Только для голоса
Шрифт:
Знаешь, о чем я подумала, когда вернулась домой? Поразмыслила и решила: ладно, в конце концов, я не нарушала никакого обета, потому что давала его христианскому Богу, а мой Бог — другой. Понимаешь? Как будто Господь возглавляет только какой-то один округ. Я боялась мести, разумеется, ты же знаешь, как гневлив библейский Бог. Все же мое опасение длилось недолго, надо было начинать жизнь заново, необходимо было все восстанавливать. С последними эшелонами оставшихся в живых вернулся Бруно.
Почему ты никогда не рассказываешь о своих возлюбленных? Нет их? Не поверю. Не может быть. Ты красива, у тебя есть сердце… или нет? Так есть? Порой, когда бываешь у меня и мы беседуем, я наблюдаю за тобой. Признаюсь, ты пугаешь меня. Вернее, не пугаешь, а тревожишь. Никак не пойму, что скрыто за твоей улыбкой, что
Неужели захватила сегодня свое шитье? Прости, но мне смешно, когда я вижу тебя с ниткой и иголкой в руках, не ожидала, что ты способна на такое. Пробуешь? Молодец, а мне никогда это хорошо не удавалось, я ничему не научилась в своей жизни, разве приготовить какую-нибудь еду, самую простую. Моя мать была сумасшедшей, а отец считал, что у меня всегда будет прислуга. Поэтому в свое время меня никто ничему не научил. Самой можно все освоить? Вероятно. Да, при желании всему можно научиться, но, знаешь ли, я никогда не отличалась активностью.

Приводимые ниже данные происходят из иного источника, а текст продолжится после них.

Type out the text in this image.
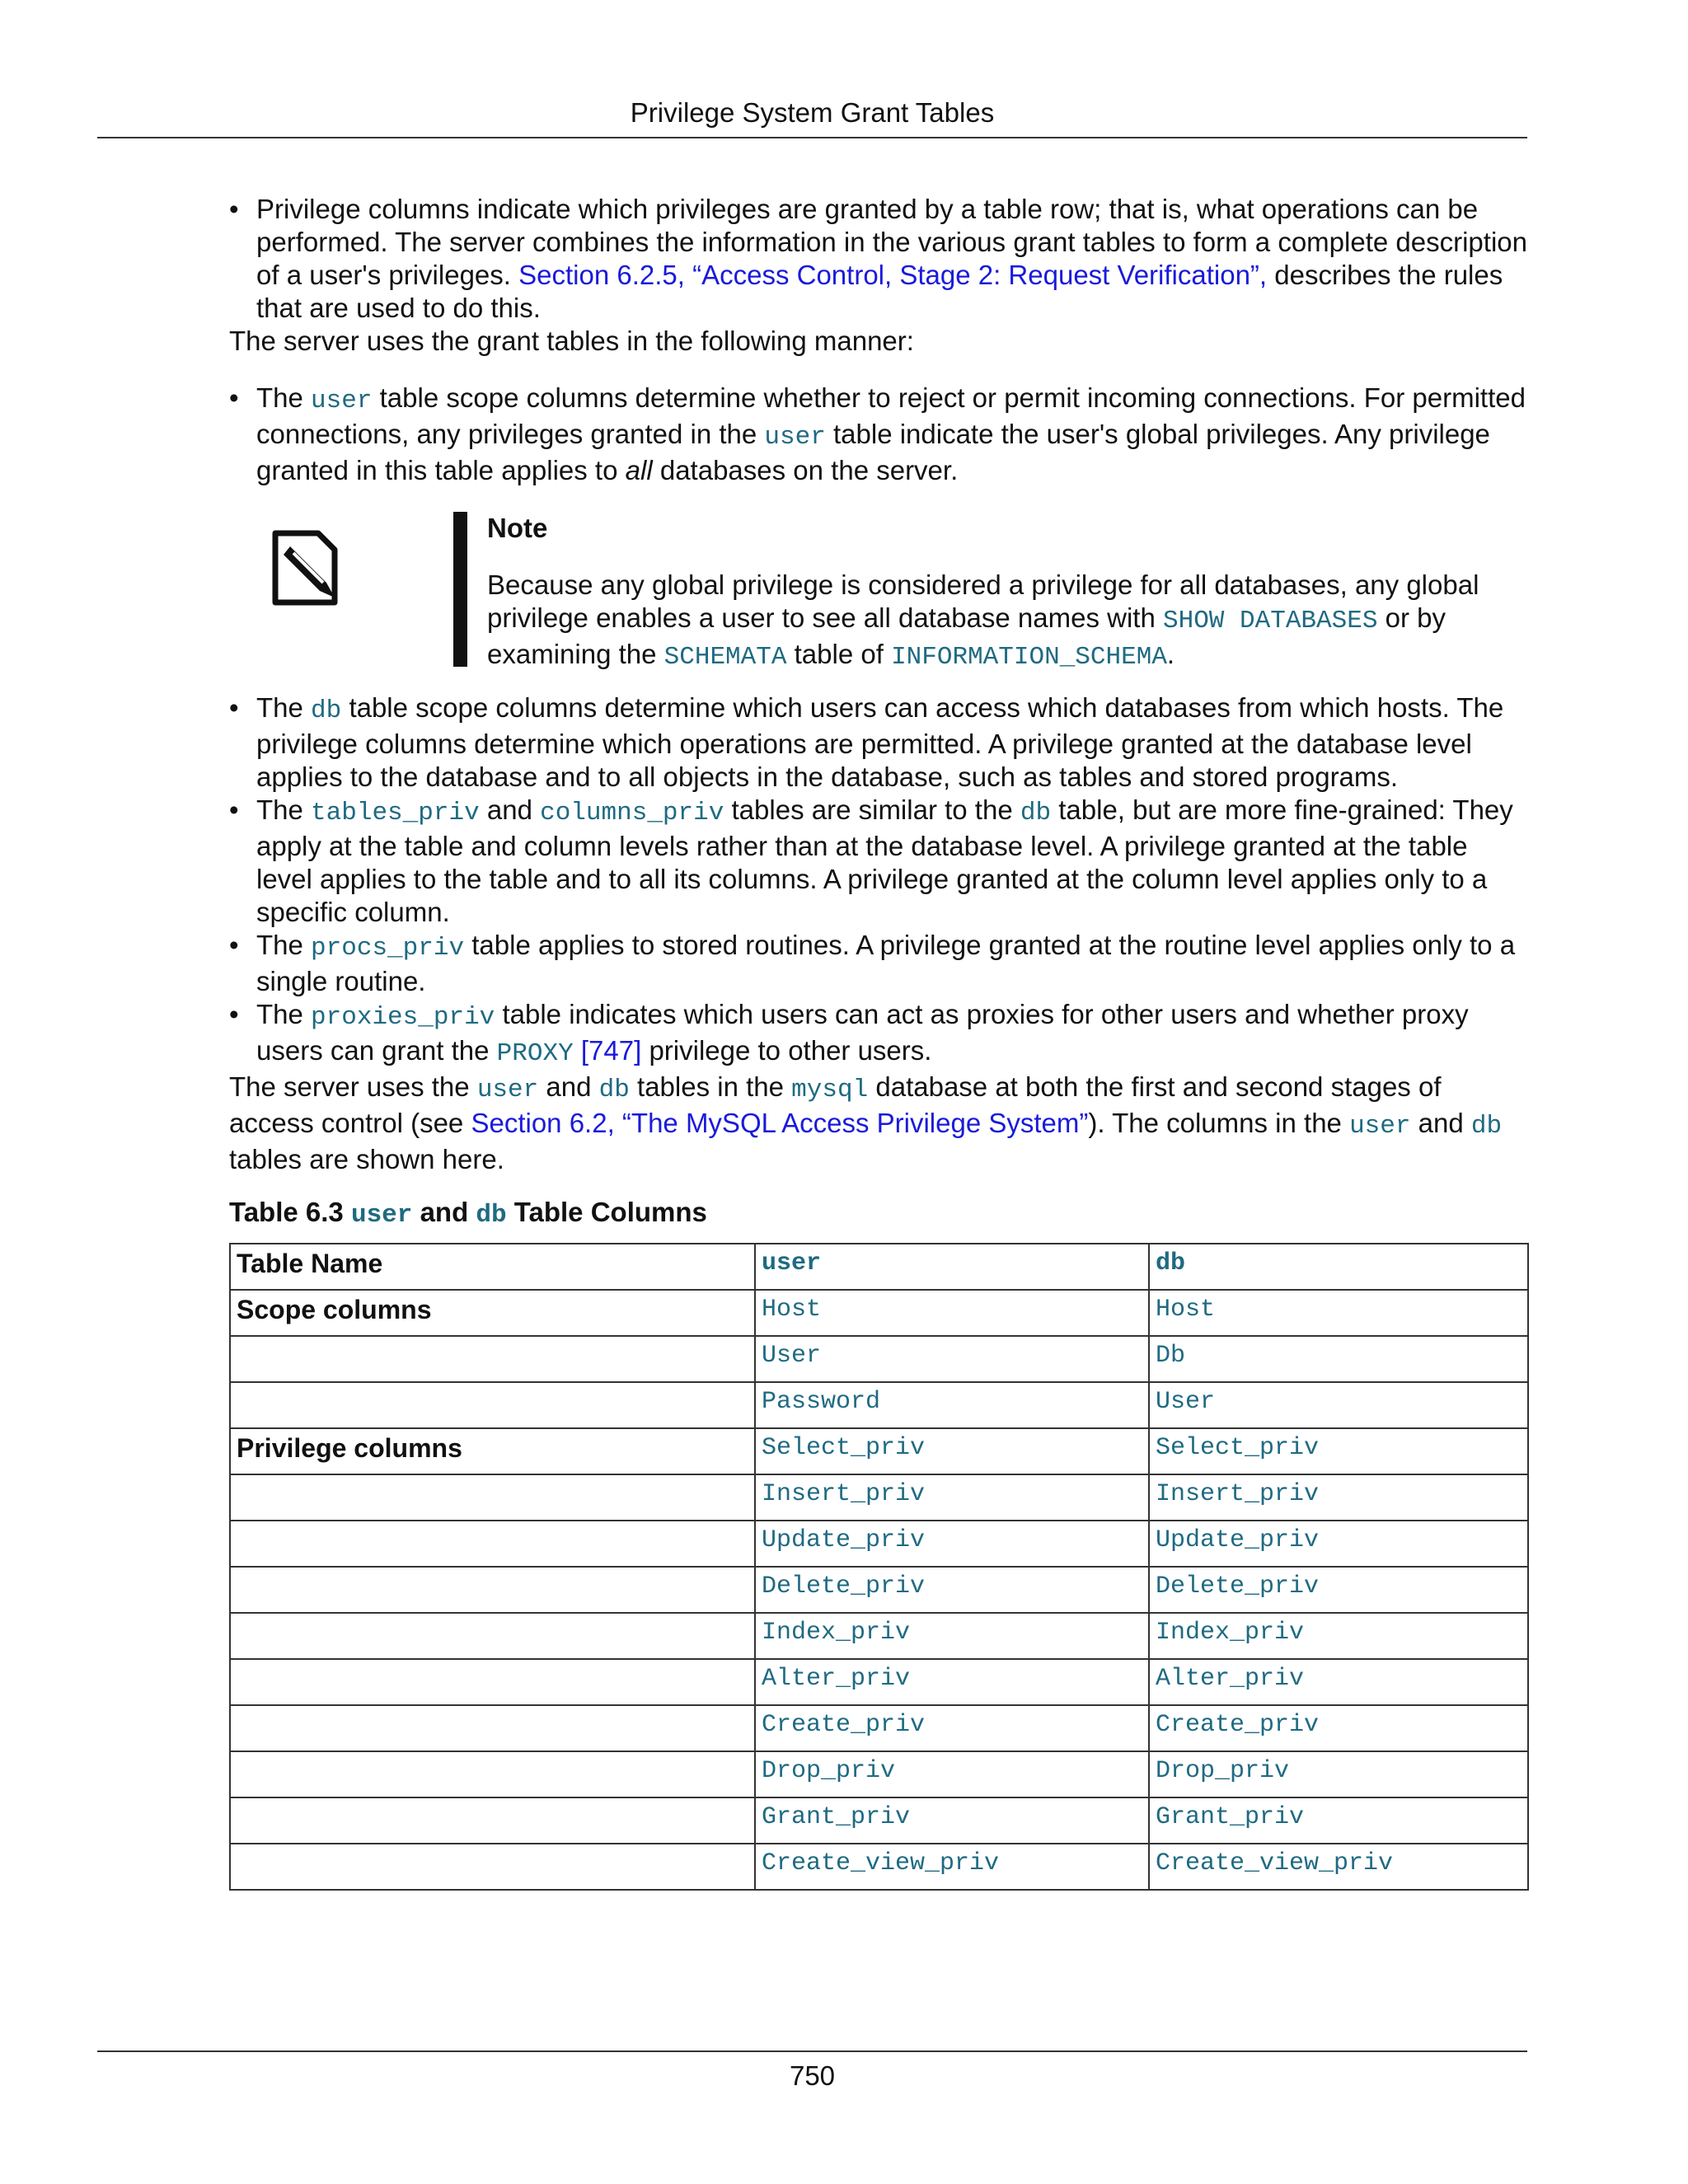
Privilege System Grant Tables
• Privilege columns indicate which privileges are granted by a table row; that is, what operations can be performed. The server combines the information in the various grant tables to form a complete description of a user's privileges. Section 6.2.5, “Access Control, Stage 2: Request Verification”, describes the rules that are used to do this.

The server uses the grant tables in the following manner:

• The user table scope columns determine whether to reject or permit incoming connections. For permitted connections, any privileges granted in the user table indicate the user's global privileges. Any privilege granted in this table applies to all databases on the server.
Note

Because any global privilege is considered a privilege for all databases, any global privilege enables a user to see all database names with SHOW DATABASES or by examining the SCHEMATA table of INFORMATION_SCHEMA.

• The db table scope columns determine which users can access which databases from which hosts. The privilege columns determine which operations are permitted. A privilege granted at the database level applies to the database and to all objects in the database, such as tables and stored programs.
• The tables_priv and columns_priv tables are similar to the db table, but are more fine-grained: They apply at the table and column levels rather than at the database level. A privilege granted at the table level applies to the table and to all its columns. A privilege granted at the column level applies only to a specific column.
• The procs_priv table applies to stored routines. A privilege granted at the routine level applies only to a single routine.
• The proxies_priv table indicates which users can act as proxies for other users and whether proxy users can grant the PROXY [747] privilege to other users.

The server uses the user and db tables in the mysql database at both the first and second stages of access control (see Section 6.2, “The MySQL Access Privilege System”). The columns in the user and db tables are shown here.

Table 6.3 user and db Table Columns
Table Name	user	db
Scope columns	Host	Host
	User	Db
	Password	User
Privilege columns	Select_priv	Select_priv
	Insert_priv	Insert_priv
	Update_priv	Update_priv
	Delete_priv	Delete_priv
	Index_priv	Index_priv
	Alter_priv	Alter_priv
	Create_priv	Create_priv
	Drop_priv	Drop_priv
	Grant_priv	Grant_priv
	Create_view_priv	Create_view_priv
750
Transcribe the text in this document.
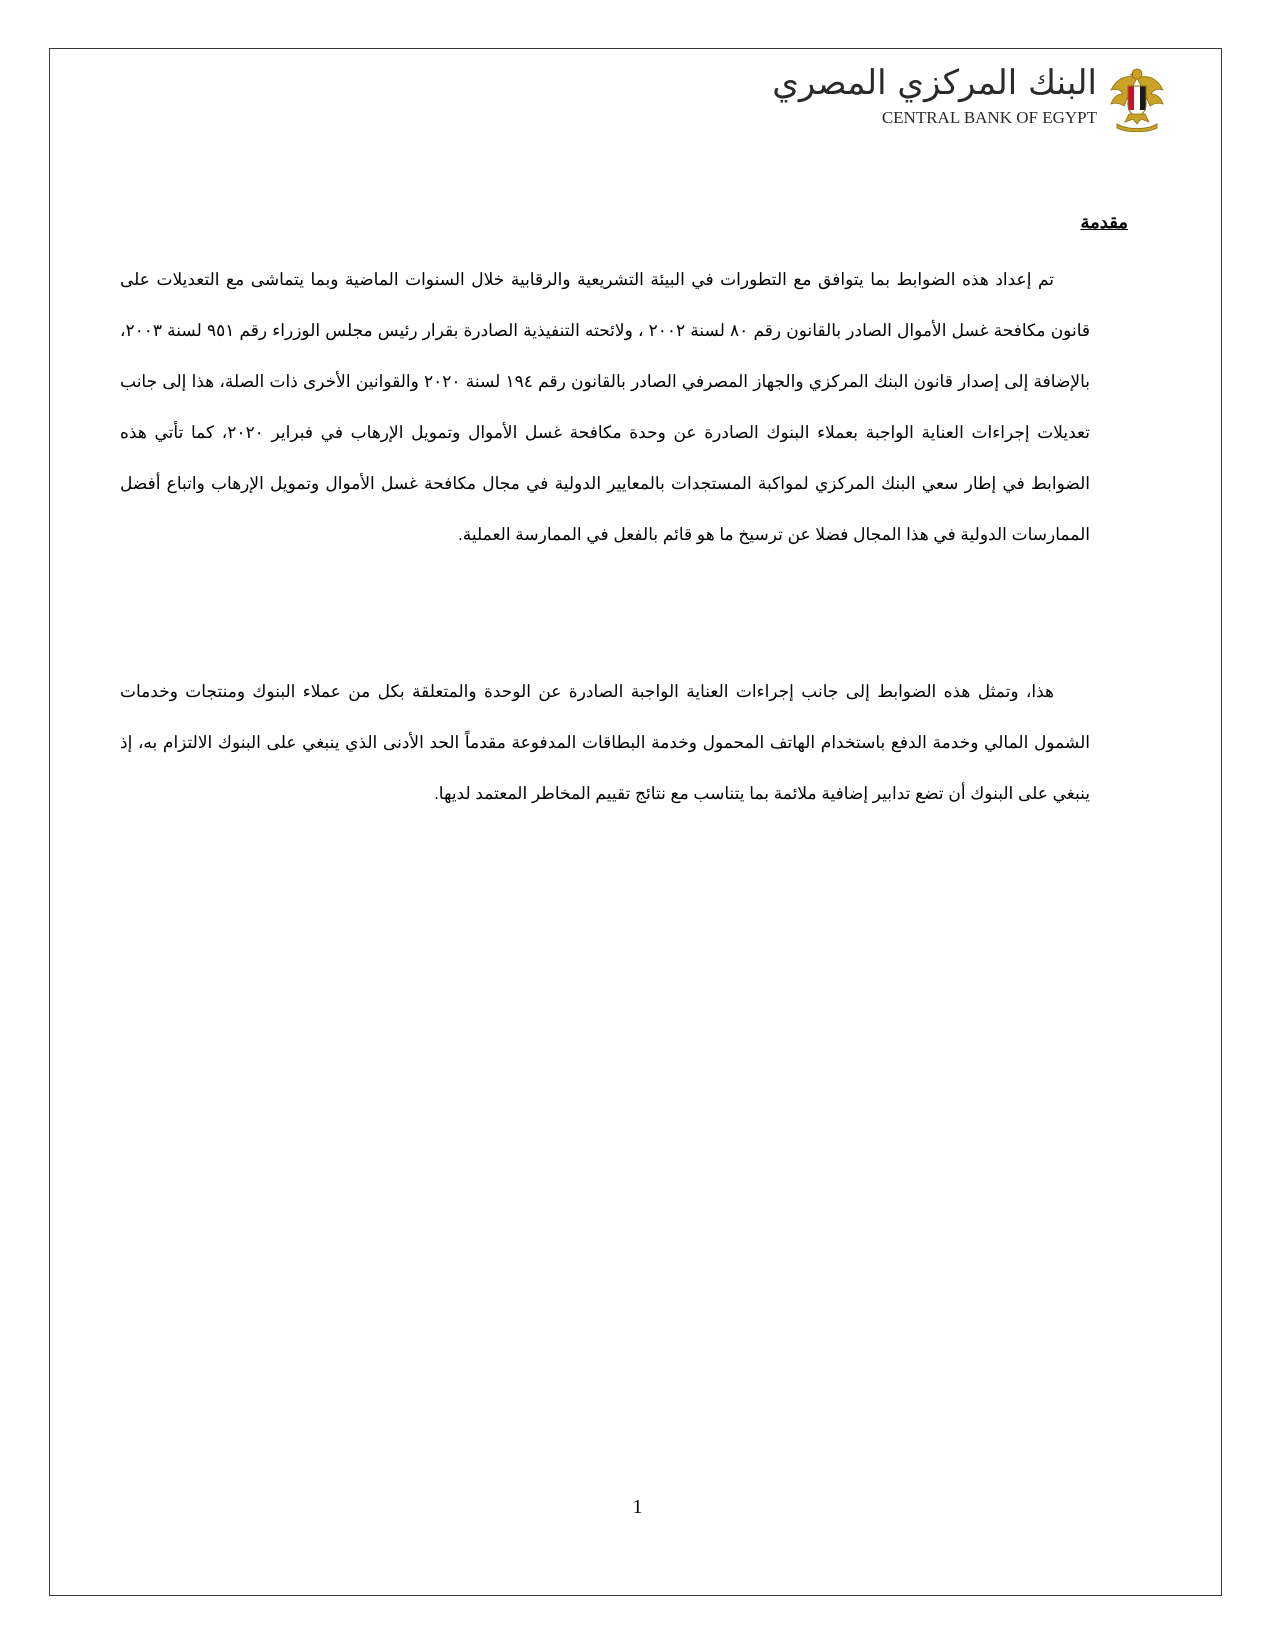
البنك المركزي المصري
CENTRAL BANK OF EGYPT
مقدمة

تم إعداد هذه الضوابط بما يتوافق مع التطورات في البيئة التشريعية والرقابية خلال السنوات الماضية وبما يتماشى مع التعديلات على قانون مكافحة غسل الأموال الصادر بالقانون رقم ٨٠ لسنة ٢٠٠٢ ، ولائحته التنفيذية الصادرة بقرار رئيس مجلس الوزراء رقم ٩٥١ لسنة ٢٠٠٣، بالإضافة إلى إصدار قانون البنك المركزي والجهاز المصرفي الصادر بالقانون رقم ١٩٤ لسنة ٢٠٢٠ والقوانين الأخرى ذات الصلة، هذا إلى جانب تعديلات إجراءات العناية الواجبة بعملاء البنوك الصادرة عن وحدة مكافحة غسل الأموال وتمويل الإرهاب في فبراير ٢٠٢٠، كما تأتي هذه الضوابط في إطار سعي البنك المركزي لمواكبة المستجدات بالمعايير الدولية في مجال مكافحة غسل الأموال وتمويل الإرهاب واتباع أفضل الممارسات الدولية في هذا المجال فضلا عن ترسيخ ما هو قائم بالفعل في الممارسة العملية.

هذا، وتمثل هذه الضوابط إلى جانب إجراءات العناية الواجبة الصادرة عن الوحدة والمتعلقة بكل من عملاء البنوك ومنتجات وخدمات الشمول المالي وخدمة الدفع باستخدام الهاتف المحمول وخدمة البطاقات المدفوعة مقدماً الحد الأدنى الذي ينبغي على البنوك الالتزام به، إذ ينبغي على البنوك أن تضع تدابير إضافية ملائمة بما يتناسب مع نتائج تقييم المخاطر المعتمد لديها.

1
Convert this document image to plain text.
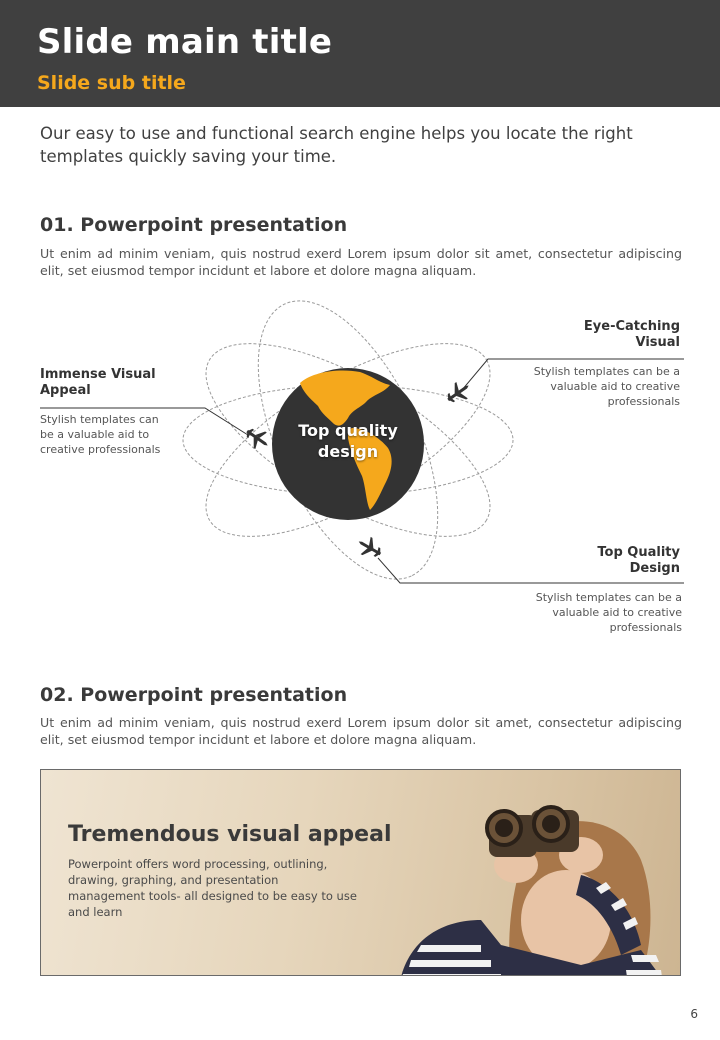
Slide main title
Slide sub title

Our easy to use and functional search engine helps you locate the right templates quickly saving your time.

01. Powerpoint presentation

Ut enim ad minim veniam, quis nostrud exerd Lorem ipsum dolor sit amet, consectetur adipiscing elit, set eiusmod tempor incidunt et labore et dolore magna aliquam.

Top quality design
Immense Visual Appeal
Stylish templates can be a valuable aid to creative professionals
Eye-Catching Visual
Stylish templates can be a valuable aid to creative professionals
Top Quality Design
Stylish templates can be a valuable aid to creative professionals
02. Powerpoint presentation

Ut enim ad minim veniam, quis nostrud exerd Lorem ipsum dolor sit amet, consectetur adipiscing elit, set eiusmod tempor incidunt et labore et dolore magna aliquam.

Tremendous visual appeal

Powerpoint offers word processing, outlining, drawing, graphing, and presentation management tools- all designed to be easy to use and learn

6
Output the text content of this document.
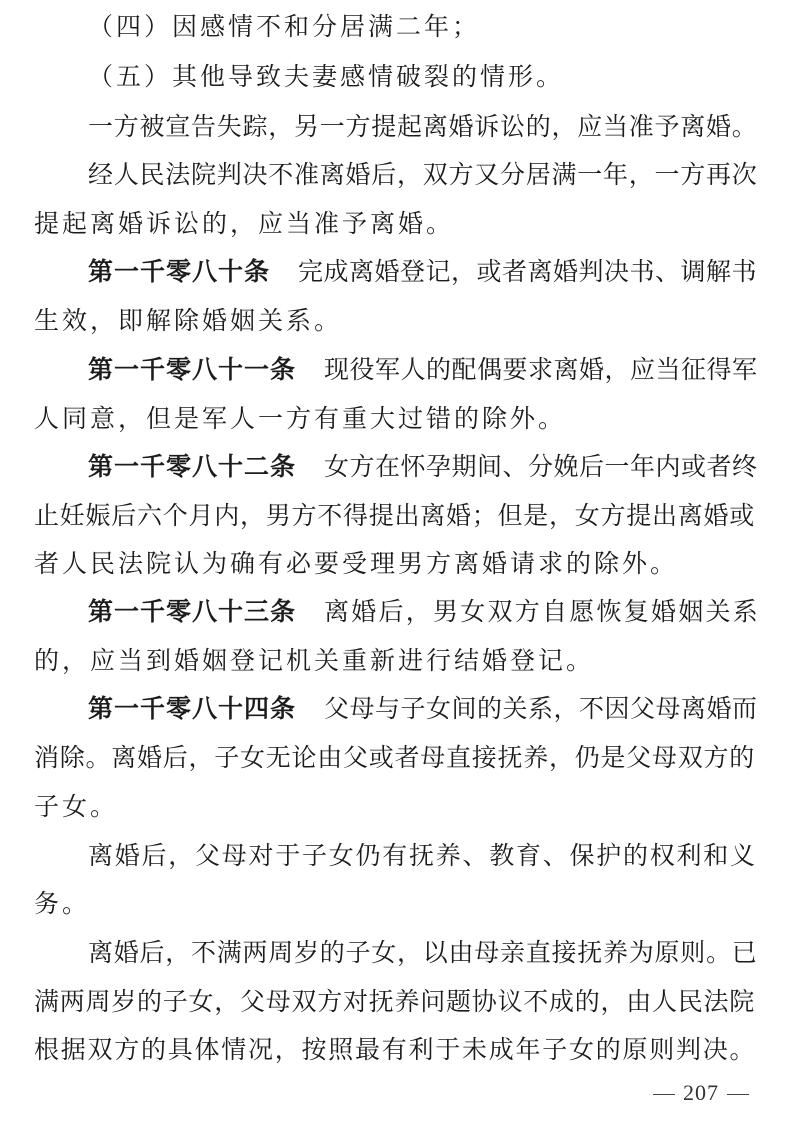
（四）因感情不和分居满二年；
（五）其他导致夫妻感情破裂的情形。
一方被宣告失踪，另一方提起离婚诉讼的，应当准予离婚。
经人民法院判决不准离婚后，双方又分居满一年，一方再次
提起离婚诉讼的，应当准予离婚。
第一千零八十条 完成离婚登记，或者离婚判决书、调解书
生效，即解除婚姻关系。
第一千零八十一条 现役军人的配偶要求离婚，应当征得军
人同意，但是军人一方有重大过错的除外。
第一千零八十二条 女方在怀孕期间、分娩后一年内或者终
止妊娠后六个月内，男方不得提出离婚；但是，女方提出离婚或
者人民法院认为确有必要受理男方离婚请求的除外。
第一千零八十三条 离婚后，男女双方自愿恢复婚姻关系
的，应当到婚姻登记机关重新进行结婚登记。
第一千零八十四条 父母与子女间的关系，不因父母离婚而
消除。离婚后，子女无论由父或者母直接抚养，仍是父母双方的
子女。
离婚后，父母对于子女仍有抚养、教育、保护的权利和义
务。
离婚后，不满两周岁的子女，以由母亲直接抚养为原则。已
满两周岁的子女，父母双方对抚养问题协议不成的，由人民法院
根据双方的具体情况，按照最有利于未成年子女的原则判决。
207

Наверное, отчасти виновато воспитание. Нередко смотрю на внуков моих подруг, слушаю их разговоры и прихожу к выводу — ведь они даже не понимают, какая легкая у них жизнь. А когда я была ребенком, дети привыкли повиноваться, нет, я не хочу утверждать, что они пребывали в постоянном страхе, — во всяком случае, не я, — но некоторое опасение все же было. Дети испытывали робость перед родителями, а затем, повзрослев, и перед мужем. Это было естественным продолжением воспитания, мужа любили, но ему ни в коем случае нельзя было возражать.
Тем не менее мне повезло с Бруно. По тем временам он был очень открытым человеком и позволял мне самой свободно решать какие-то вопросы, правда теоретически, так как на деле я все равно ничего не могла решить.
Знаешь, когда он вернулся, мне было очень трудно. Я ведь целых три года убеждала себя, что никогда больше не увижу его. Думаю, мне не следовало этого делать, напротив, надо было все время надеяться, но такой уж у меня характер, ничего не попишешь. Я убедила себя, что Бруно погиб, а спустя какое-то время он вдруг появился в доме. И пришлось заново начинать нашу супружескую жизнь, ту самую, какой, по сути, у нас еще и не было. Ему исполнилось двадцать шесть, а мне всего двадцать два. Только двадцать два, понимаешь? По правде говоря, не знаю, сколько нам действительно было лет, мы чувствовали себя совсем старыми и такими усталыми… Иногда по вечерам, когда оставались дома, я смотрела на него, спящего в кресле при включенном радио, и у меня возникало ощущение какой-то ирреальности. Думаю, и с ним происходило нечто подобное.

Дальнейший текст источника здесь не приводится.